But she knew he wouldn’t run. Even more infuriating, he seemed to be smiling, a feral, joyous grin as he dealt out death to his foes, even as they regrouped to destroy him. Maniacal laughter burst from his lips as one ape bit into his arm, only to get its throat ripped out a moment later as Adam’s fingers dug into its neck.
Then Adam shouted, his voice a clarion call of defiance over the storm. “I will never run again this night! Only my enemies will flee or die as they drown in their own blood!”
Eve couldn’t understand his confidence at first ... until she heard it. A trembling in the earth that grew into a low grinding vibration, a thunder that could only come from the approach of many, many footsteps. The apes noticed it too, their furious hooting turning to alarm and confusion. An army of Deinonychus suddenly broke through the trees, their screeches a terrifying new harmony as they flooded into the arena.
The arrival of the Deinonychus army was like a lit match dropped on a pool of oil. The apes momentarily forgot about Adam, their attention stolen by this new, screeching tide of teeth and claws. The two armies collided in a whirlwind of glorious, horrific violence. A raptor, moving with blinding speed, dodged under an ape’s powerful swing and sank its killing toe-claw deep into the creature’s thigh, ripping through muscle and tendon with a wet, gristly tear. The ape dropped like stone. A nearby ape bellowed in fury, grabbing the offending raptor by its neck and using its immense strength to slam it against the stone floor again and again until its bones shattered into splinters. In return, another raptor leaped onto the ape’s back, its jaws clamping onto the back of its skull, its teeth scraping bone as it tore great chunks of flesh away in a spray of red and white.
The battle became a symphony of slaughter. A trio of raptors moved as one, their movements fluid and coordinated, harassing a large painted ape. One darted in, gashing its leg, forcing it to stumble. As it roared in frustration, a second leaped high, its kicking claw raking across the ape’s face and blinding one of its eyes. While it was disoriented, the third lunged for its exposed belly, but the ape, with a final, desperate act of primal rage, seized the raptor in mid-air. With a roar that was half agony, half triumph, it tore the creature in half, its spinal column snapping with a sound like a green branch, its entrails spilling onto the blood-soaked ground. Unfortunately for the ape, the dead raptor’s companions didn’t stay idle. They attacked from the left and right flank, one biting down on the ape’s throat and the other tearing out its guts with its claws.

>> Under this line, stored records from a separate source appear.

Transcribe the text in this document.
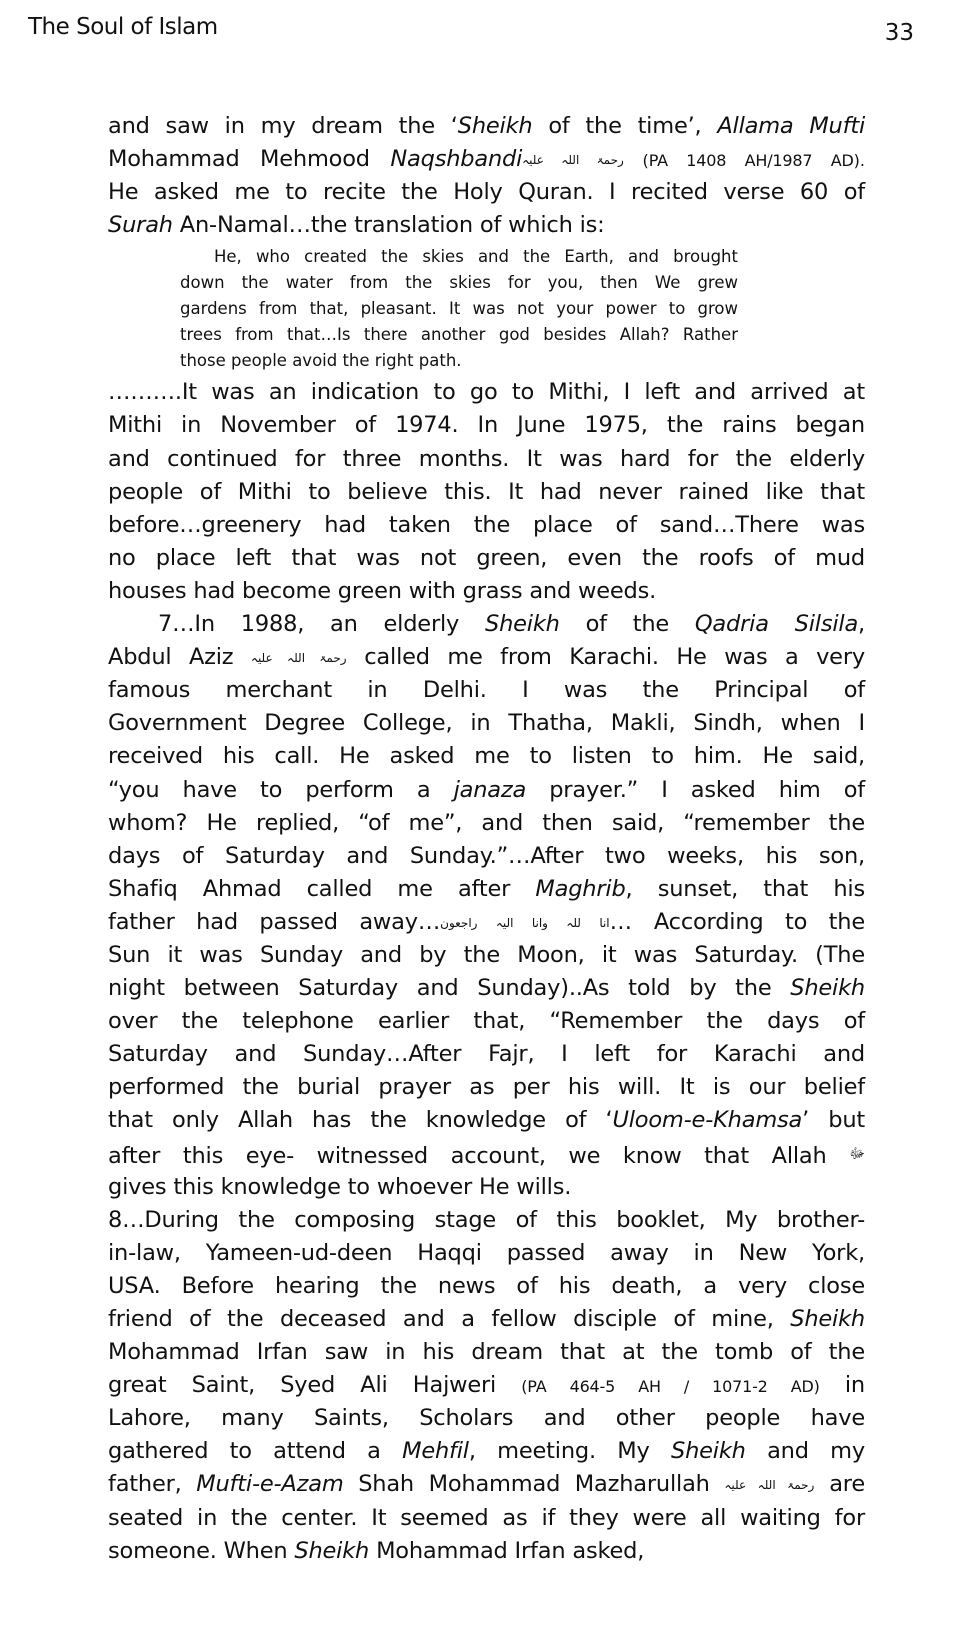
The Soul of Islam	33
and saw in my dream the ‘Sheikh of the time’, Allama Mufti
Mohammad Mehmood Naqshbandiرحمۃ اللہ علیہ (PA 1408 AH/1987 AD).
He asked me to recite the Holy Quran. I recited verse 60 of
Surah An-Namal…the translation of which is:
He, who created the skies and the Earth, and brought
down the water from the skies for you, then We grew
gardens from that, pleasant. It was not your power to grow
trees from that…Is there another god besides Allah? Rather
those people avoid the right path.
……….It was an indication to go to Mithi, I left and arrived at
Mithi in November of 1974. In June 1975, the rains began
and continued for three months. It was hard for the elderly
people of Mithi to believe this. It had never rained like that
before…greenery had taken the place of sand…There was
no place left that was not green, even the roofs of mud
houses had become green with grass and weeds.
7…In 1988, an elderly Sheikh of the Qadria Silsila,
Abdul Aziz رحمۃ اللہ علیہ called me from Karachi. He was a very
famous merchant in Delhi. I was the Principal of
Government Degree College, in Thatha, Makli, Sindh, when I
received his call. He asked me to listen to him. He said,
“you have to perform a janaza prayer.” I asked him of
whom? He replied, “of me”, and then said, “remember the
days of Saturday and Sunday.”…After two weeks, his son,
Shafiq Ahmad called me after Maghrib, sunset, that his
father had passed away…انا للہ وانا الیہ راجعون… According to the
Sun it was Sunday and by the Moon, it was Saturday. (The
night between Saturday and Sunday)..As told by the Sheikh
over the telephone earlier that, “Remember the days of
Saturday and Sunday…After Fajr, I left for Karachi and
performed the burial prayer as per his will. It is our belief
that only Allah has the knowledge of ‘Uloom-e-Khamsa’ but
after this eye- witnessed account, we know that Allah $^ﷻ$
gives this knowledge to whoever He wills.
8…During the composing stage of this booklet, My brother-
in-law, Yameen-ud-deen Haqqi passed away in New York,
USA. Before hearing the news of his death, a very close
friend of the deceased and a fellow disciple of mine, Sheikh
Mohammad Irfan saw in his dream that at the tomb of the
great Saint, Syed Ali Hajweri (PA 464-5 AH / 1071-2 AD) in
Lahore, many Saints, Scholars and other people have
gathered to attend a Mehfil, meeting. My Sheikh and my
father, Mufti-e-Azam Shah Mohammad Mazharullah رحمۃ اللہ علیہ are
seated in the center. It seemed as if they were all waiting for
someone. When Sheikh Mohammad Irfan asked,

Elsewhere, an ape, seeing a raptor charge, heaved a massive, jagged rock from the ground. The rock flew true, catching the raptor in the chest with a sickening, concussive crunch that caved in its ribcage and stopped its heart mid-leap. Another raptor, faster and more agile, used its claws to scale the side of the altar, leaping from the top onto an unsuspecting ape below, its sickle-claws sinking deep into the ape’s shoulders as its jaws found purchase on the back of its neck, severing the spinal column in a single, brutal bite. The air became a cacophony of screeches, roars, and the wet, tearing sounds of combat, the rain washing the blood into slick, red rivers across the arena floor. Both sides took horrific casualties, the ground littered with the dying and the dead, a tangled mess of fur and scales in a charnel house of mutual annihilation.

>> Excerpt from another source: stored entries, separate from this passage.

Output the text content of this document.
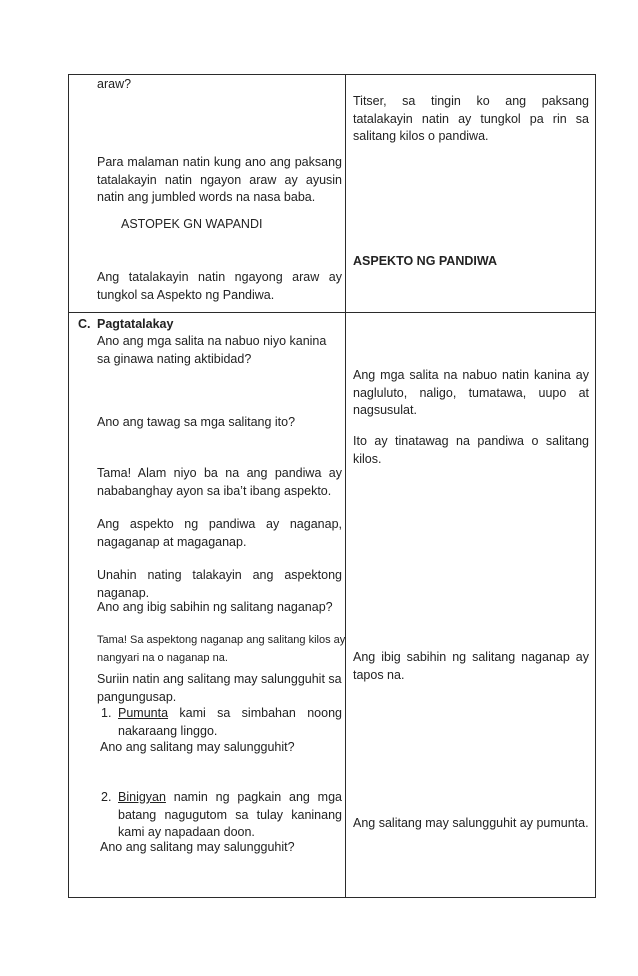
araw?

Para malaman natin kung ano ang paksang tatalakayin natin ngayon araw ay ayusin natin ang jumbled words na nasa baba.

ASTOPEK GN WAPANDI

Ang tatalakayin natin ngayong araw ay tungkol sa Aspekto ng Pandiwa.

Titser, sa tingin ko ang paksang tatalakayin natin ay tungkol pa rin sa salitang kilos o pandiwa.

ASPEKTO NG PANDIWA

C. Pagtatalakay

Ano ang mga salita na nabuo niyo kanina sa ginawa nating aktibidad?

Ano ang tawag sa mga salitang ito?

Tama! Alam niyo ba na ang pandiwa ay nababanghay ayon sa iba’t ibang aspekto.

Ang aspekto ng pandiwa ay naganap, nagaganap at magaganap.

Unahin nating talakayin ang aspektong naganap.

Ano ang ibig sabihin ng salitang naganap?

Tama! Sa aspektong naganap ang salitang kilos ay nangyari na o naganap na.

Suriin natin ang salitang may salungguhit sa pangungusap.

1. Pumunta kami sa simbahan noong nakaraang linggo.

Ano ang salitang may salungguhit?

2. Binigyan namin ng pagkain ang mga batang nagugutom sa tulay kaninang kami ay napadaan doon.

Ano ang salitang may salungguhit?

Ang mga salita na nabuo natin kanina ay nagluluto, naligo, tumatawa, uupo at nagsusulat.

Ito ay tinatawag na pandiwa o salitang kilos.

Ang ibig sabihin ng salitang naganap ay tapos na.

Ang salitang may salungguhit ay pumunta.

As the battle raged, Adam and Toothy seized their opportunity. They moved like phantoms through the carnage, becoming shadows in a storm of violence. An ape, turning from a raptor it had just bludgeoned to death, caught sight of Adam and let out a warning hoot. Before the sound could fully leave its mouth, Adam’s stone knife was a blur, slashing across its throat.
Toothy, a silent predator at his side, gutted a raptor that got too curious with a casual flick of his claws. They were not part of the battle; they were a death sentence on the periphery, picking off any who noticed their passage toward the altar.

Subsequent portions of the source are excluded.